Imaginez une longue digue de mauvaise terre, la frange argentée de la Méditerranée calme jouant avec le sable gris d’une plage démesurée, complètement déserte, à droite et, à gauche, des dunes parfois coiffées d’herbes folles, de l’eau stagnante encombrée de roseaux, des oiseaux blancs fuyant au premier mouvement, de lointains points noirs se mouvant lentement, rassurants et inquiétants. Et, au premier plan, la Statue du Commandeur.

Je le vois en contre-jour, dans le petit matin. Je sors de la voiture avec laquelle je croyais bien ne jamais parvenir au bout de la digue et de ses fondrières, je m’avance à pied. Il est là, à dix mètres, cinq, quatre, trois. Le buste cambré, les jambes à l’abandon sur les étriers, le chapeau de travers, le long trident des gardians à la main droite. En ombre chinoise, il fait corps avec le cheval, que je devine gris ou bai. Il n’a pas détourné le visage, regarde droit devant lui.
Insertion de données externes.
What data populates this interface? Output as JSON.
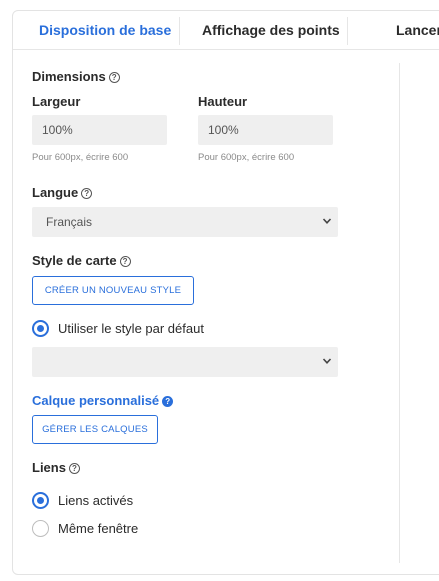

Je m’avance encore, dans ce lieu complètement désert d’où on ne discerne que dunes et roselières et où ne parviennent que le bruissement du vent et les piaillements d’oiseaux du marécage. Je suis là, à ses pieds, comme le prisonnier barbare conduit devant un César arrogant et tout-puissant. Lui, il a devant lui le temps et l’immensité. Il est seul, pour toute la journée. Et pourtant, comme un automate, il me dit:

– Je n’ai pas de temps pour vous, petit.

Quelle souveraine insolence ! Quand je pense que la veille, dans le mas du Simbeu niché à l’embouchure du Petit-Rhône, j’avais enfin pu l’approcher, grâce à l’insistance de sa femme, qui n’est autre que la fille du défunt marquis Folco de Baroncelli. Il était à se vêtir du mieux qu’il pouvait pour se rendre à une réunion du Félibrige, ce groupement de défense qui, à la suite de Frédéric Mistral, se bat pour le maintien de la langue, des coutumes, des paysages et de l’esprit de la Provence.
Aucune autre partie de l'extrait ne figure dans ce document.